Published: Hernia. 2014 Oct;18(5):723-30
Conventional meshes for hernia repair and abdominal wall reinforcement are usually made from polypropylene, polyester or other synthetic plastic materials known to promote foreign body reactions and a state of chronic inflammation that may lead to long-term complications. A novel approach is to use long-term resorbable implants like TIGR Matrix Surgical Mesh. Preclinical studies have shown that this mesh maintains mechanical integrity beyond the point in time where newly formed tissue is capable of carrying the abdominal loads.
This was a first-in-man, prospective, pilot study performed during 2009, at two sites in Sweden. Forty patients with primary inguinal hernias were enrolled for Lichtenstein repair using TIGR Matrix Surgical Mesh. The primary endpoint was safety as assessed by monitoring the incidence of adverse events and serious adverse events (SAEs) both related and unrelated to the mesh. The secondary endpoint was pain and discomfort. Visual Analogue Scale (VAS) 0-10 and Inguinal Pain Questionnaire were used for scoring the pain and discomfort. Included patients have been followed for 36 months using ultrasound in combination with clinical examination.

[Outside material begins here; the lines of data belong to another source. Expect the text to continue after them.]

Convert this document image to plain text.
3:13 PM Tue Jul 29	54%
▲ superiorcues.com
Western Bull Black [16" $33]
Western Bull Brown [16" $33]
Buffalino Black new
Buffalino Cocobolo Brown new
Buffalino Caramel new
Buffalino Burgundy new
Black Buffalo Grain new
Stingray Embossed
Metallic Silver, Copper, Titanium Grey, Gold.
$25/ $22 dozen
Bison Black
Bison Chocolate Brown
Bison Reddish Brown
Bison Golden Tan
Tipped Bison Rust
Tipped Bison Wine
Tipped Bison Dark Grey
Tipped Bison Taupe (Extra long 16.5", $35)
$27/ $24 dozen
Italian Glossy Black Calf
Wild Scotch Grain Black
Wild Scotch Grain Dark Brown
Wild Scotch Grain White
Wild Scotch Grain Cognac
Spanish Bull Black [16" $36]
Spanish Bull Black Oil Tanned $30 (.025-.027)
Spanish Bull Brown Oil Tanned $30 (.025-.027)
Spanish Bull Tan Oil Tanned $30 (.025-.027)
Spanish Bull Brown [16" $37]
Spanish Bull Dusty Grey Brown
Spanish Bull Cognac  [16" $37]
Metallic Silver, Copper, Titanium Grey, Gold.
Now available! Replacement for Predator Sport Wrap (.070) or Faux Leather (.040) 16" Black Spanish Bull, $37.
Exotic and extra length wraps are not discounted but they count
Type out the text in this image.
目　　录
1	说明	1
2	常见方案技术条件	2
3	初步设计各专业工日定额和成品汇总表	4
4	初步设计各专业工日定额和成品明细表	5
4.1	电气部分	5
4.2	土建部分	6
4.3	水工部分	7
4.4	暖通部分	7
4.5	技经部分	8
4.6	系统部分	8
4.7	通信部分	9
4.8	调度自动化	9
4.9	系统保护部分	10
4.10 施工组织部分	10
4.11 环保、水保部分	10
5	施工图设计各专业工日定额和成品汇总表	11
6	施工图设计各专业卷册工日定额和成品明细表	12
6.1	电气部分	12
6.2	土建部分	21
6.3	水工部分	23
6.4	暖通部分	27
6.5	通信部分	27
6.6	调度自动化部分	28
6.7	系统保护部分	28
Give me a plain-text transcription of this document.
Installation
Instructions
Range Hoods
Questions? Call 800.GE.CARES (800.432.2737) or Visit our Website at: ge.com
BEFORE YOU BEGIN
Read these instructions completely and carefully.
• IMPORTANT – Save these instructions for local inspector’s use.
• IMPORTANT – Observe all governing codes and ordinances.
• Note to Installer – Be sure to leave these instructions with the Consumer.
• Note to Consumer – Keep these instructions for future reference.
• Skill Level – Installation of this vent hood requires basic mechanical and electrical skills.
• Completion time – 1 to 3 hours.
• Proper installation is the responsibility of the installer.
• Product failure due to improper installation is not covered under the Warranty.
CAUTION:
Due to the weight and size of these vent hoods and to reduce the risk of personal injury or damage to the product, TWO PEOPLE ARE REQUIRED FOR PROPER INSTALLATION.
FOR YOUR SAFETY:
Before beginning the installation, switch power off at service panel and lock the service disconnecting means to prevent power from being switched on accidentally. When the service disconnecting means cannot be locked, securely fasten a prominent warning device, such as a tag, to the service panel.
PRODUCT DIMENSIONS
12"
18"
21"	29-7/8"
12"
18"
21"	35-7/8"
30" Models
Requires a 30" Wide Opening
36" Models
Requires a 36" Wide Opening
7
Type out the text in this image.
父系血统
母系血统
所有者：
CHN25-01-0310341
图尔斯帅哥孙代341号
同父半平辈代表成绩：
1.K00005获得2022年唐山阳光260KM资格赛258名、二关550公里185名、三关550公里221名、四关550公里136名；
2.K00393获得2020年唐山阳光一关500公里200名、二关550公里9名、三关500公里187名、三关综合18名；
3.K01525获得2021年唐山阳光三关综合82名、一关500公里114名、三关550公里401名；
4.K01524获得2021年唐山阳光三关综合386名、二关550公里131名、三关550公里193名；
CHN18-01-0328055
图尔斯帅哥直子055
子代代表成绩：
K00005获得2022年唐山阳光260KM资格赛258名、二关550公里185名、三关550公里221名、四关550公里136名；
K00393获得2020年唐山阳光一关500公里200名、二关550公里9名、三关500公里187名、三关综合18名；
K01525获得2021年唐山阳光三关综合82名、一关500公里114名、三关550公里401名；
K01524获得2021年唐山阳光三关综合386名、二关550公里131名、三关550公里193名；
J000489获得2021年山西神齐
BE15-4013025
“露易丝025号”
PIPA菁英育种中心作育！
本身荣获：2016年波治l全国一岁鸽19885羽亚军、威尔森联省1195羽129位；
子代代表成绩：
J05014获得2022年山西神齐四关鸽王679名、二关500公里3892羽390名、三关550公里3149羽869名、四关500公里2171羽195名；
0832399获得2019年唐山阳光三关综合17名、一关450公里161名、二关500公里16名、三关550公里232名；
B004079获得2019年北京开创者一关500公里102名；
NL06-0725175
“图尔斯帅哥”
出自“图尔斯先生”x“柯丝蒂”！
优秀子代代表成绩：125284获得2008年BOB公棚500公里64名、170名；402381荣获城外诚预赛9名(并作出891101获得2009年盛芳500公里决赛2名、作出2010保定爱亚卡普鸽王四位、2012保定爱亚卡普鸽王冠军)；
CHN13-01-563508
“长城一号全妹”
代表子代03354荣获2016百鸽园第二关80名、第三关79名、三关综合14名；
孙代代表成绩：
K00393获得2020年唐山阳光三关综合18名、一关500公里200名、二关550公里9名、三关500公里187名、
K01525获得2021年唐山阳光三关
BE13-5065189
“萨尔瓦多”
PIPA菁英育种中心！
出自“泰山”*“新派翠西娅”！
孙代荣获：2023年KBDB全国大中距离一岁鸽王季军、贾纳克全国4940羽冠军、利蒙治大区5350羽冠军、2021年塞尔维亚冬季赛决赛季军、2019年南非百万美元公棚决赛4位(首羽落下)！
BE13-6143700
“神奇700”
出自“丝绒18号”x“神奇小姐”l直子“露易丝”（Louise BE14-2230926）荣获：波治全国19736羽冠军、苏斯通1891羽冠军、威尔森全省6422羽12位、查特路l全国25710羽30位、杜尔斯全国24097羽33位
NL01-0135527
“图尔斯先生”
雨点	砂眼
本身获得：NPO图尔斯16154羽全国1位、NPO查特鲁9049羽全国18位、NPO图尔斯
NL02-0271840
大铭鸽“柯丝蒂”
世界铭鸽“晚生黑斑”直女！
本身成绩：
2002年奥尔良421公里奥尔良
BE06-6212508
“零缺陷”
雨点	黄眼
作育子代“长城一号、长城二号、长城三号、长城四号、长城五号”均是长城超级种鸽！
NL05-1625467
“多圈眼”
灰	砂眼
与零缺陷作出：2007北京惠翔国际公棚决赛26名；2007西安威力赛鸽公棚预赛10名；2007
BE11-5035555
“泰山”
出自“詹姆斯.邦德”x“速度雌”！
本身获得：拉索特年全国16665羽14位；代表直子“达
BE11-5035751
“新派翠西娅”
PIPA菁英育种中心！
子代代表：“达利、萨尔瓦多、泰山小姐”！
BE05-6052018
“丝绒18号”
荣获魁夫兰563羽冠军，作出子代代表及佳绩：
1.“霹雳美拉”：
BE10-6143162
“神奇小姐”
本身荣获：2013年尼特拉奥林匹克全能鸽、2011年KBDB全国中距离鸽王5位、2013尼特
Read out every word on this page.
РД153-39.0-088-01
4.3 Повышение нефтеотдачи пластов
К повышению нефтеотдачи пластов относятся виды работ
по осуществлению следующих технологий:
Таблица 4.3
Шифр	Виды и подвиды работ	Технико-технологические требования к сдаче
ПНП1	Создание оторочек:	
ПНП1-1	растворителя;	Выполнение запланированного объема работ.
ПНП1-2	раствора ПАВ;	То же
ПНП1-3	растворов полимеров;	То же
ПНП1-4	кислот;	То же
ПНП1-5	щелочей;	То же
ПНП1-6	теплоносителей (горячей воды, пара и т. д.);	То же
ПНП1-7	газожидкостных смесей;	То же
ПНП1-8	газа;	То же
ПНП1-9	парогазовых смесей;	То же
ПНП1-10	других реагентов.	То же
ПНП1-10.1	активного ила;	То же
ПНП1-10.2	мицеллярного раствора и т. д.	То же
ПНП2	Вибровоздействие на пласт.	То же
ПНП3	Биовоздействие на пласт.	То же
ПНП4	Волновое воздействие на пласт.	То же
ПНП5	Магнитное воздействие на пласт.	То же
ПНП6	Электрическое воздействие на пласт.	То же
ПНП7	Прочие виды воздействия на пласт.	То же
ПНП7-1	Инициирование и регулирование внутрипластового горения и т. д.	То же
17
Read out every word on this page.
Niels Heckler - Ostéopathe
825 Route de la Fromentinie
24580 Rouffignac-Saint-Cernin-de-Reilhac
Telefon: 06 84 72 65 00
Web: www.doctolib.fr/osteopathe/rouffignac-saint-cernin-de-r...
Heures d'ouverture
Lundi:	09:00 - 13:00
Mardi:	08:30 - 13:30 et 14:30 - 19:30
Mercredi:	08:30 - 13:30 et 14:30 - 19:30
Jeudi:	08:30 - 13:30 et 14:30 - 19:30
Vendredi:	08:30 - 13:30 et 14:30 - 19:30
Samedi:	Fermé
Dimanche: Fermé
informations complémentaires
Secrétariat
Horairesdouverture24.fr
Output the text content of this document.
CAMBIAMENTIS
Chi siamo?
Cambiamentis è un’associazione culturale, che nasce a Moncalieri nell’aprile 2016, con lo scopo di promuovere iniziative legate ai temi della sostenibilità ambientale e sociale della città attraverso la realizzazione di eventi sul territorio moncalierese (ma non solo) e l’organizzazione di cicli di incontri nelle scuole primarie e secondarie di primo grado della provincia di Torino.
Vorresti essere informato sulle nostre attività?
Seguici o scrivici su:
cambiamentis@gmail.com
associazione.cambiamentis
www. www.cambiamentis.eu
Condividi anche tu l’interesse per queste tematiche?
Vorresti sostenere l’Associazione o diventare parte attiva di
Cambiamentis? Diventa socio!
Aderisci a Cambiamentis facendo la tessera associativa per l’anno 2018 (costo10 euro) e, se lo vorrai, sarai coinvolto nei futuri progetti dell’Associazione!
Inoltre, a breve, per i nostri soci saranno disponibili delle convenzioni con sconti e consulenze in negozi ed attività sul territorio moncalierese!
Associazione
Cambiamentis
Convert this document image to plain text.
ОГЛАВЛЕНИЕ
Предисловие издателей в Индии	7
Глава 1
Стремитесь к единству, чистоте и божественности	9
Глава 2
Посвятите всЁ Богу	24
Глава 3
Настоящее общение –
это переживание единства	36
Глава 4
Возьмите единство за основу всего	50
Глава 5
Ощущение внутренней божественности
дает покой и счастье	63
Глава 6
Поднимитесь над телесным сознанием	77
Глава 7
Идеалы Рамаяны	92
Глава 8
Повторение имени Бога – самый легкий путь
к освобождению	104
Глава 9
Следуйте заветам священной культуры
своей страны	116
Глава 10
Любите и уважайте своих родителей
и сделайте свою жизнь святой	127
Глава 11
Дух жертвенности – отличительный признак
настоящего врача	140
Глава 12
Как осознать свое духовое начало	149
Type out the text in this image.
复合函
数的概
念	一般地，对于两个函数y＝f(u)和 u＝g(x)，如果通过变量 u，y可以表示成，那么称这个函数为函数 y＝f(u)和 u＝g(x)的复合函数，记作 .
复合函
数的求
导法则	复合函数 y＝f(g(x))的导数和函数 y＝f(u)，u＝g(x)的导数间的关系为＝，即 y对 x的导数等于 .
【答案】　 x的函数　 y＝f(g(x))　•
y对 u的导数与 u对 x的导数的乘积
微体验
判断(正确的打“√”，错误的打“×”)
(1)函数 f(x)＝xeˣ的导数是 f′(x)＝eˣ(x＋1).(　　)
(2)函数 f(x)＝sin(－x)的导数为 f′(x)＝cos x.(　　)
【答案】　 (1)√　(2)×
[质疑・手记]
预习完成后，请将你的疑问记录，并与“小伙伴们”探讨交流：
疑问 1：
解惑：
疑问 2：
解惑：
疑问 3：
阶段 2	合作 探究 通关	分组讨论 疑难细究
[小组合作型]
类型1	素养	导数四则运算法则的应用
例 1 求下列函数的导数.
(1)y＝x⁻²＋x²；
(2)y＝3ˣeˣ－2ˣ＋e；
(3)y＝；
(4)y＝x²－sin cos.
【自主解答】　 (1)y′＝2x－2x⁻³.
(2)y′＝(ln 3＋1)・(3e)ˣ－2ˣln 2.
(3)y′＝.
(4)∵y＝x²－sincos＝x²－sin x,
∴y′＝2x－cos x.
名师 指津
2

All patients followed a normal early postoperative course. After 12 months no SAEs were reported. None of the patients with isolated lateral inguinal hernia (LIH) had developed a recurrence but 4 (44%) with medial and 4 (33%) with combined hernias had recurred at 36 month follow-up. After 3-year follow-up none of the patients with LIH reported pain in the VAS-form and none of those patients experienced could feel the sensation of a mesh in the groin. In the total study population 5 (16%) patients experienced chronic pain and 3 (9.7%) patients could feel the sensation of a mesh in their groin.
The use of a synthetic long-term resorbable mesh (TIGR Matrix Surgical Mesh) in Lichtenstein repair was found to be safe, without recurrences, and promising regarding pain/discomfort at 3-year follow-up in patients with LIH. However, patients with medial and combined inguinal hernias had high recurrence rates.